Students wore automated data loggers around their wrists to measure activity and light exposure. Outside light was defined with an intensity of at least 50 lux. The researchers compared findings from all four seasons, including the university’s summer session.

The study was published online in November in the Journal of Pineal Research.

If it makes more sense that a later sunset in the summer means a later bedtime, you’re not alone.

“Although we had good reason to believe that sleep would change seasonally, we didn’t have a clear prediction of which direction it would change,” says de la Iglesia. “And indeed, the prediction we had was completely wrong.”

The students fell asleep 35 minutes later and woke up 27 minutes later than students during the summer school days.

The researchers found no significant differences in sleep duration depending on the time of year. But the students used an alarm clock to wake up about 10% more often in the fall and winter than in the spring and summer.

Several health effects possible

“In my opinion, exposure to sunlight appears to have a greater effect than exposure to artificial light — which is consistent with what we know,” says Karin Johnson, MD, medical director of the Baystate Regional Sleep Medicine Program in Springfield, MA who were not involved in the study.

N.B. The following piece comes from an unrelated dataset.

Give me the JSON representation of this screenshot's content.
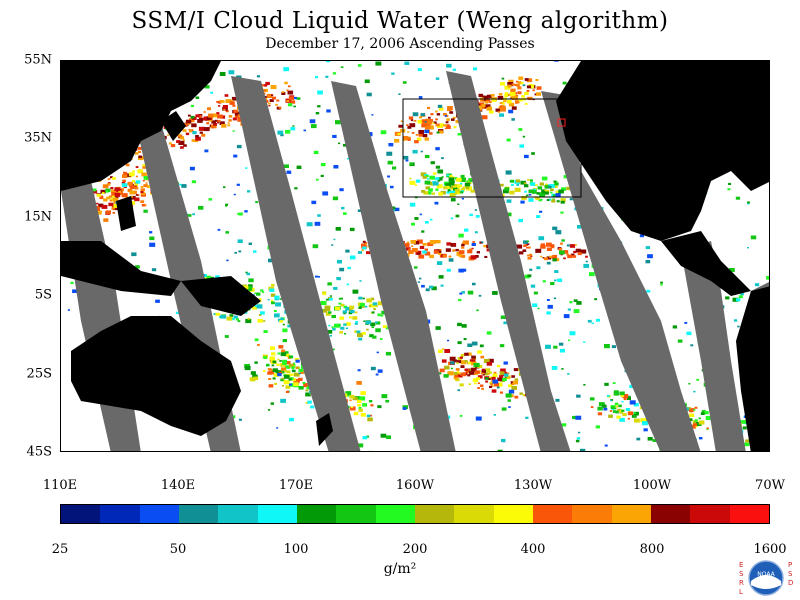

“In addition to sleep loss, the misalignment of the social schedule with the body’s schedule alone affects health, even when the average sleep duration is the same,” she says. “This effect helps explain why a permanent DST in winter would likely be exponentially worse than the impact it has on us in summer.”

A later midsleep — defined as half the time between falling asleep and waking — a nocturnal chronotype, and greater social jet lag are “strongly associated with many health problems,” Johnson says. Examples include metabolic syndrome and obesity, cardiovascular problems, depression, anxiety, and poor performance and thinking.

latitude adjustment

In the future, de la Iglesia and colleagues plan to expand the study to other sites.

They plan to work with employees in San Diego, which is at a lower latitude and doesn’t have the same daylight conditions. This might help answer the question of what happens on other school campuses where the seasonal changes are not as severe.

“Maybe that’s a problem in the northern latitudes,” says de la Iglesia.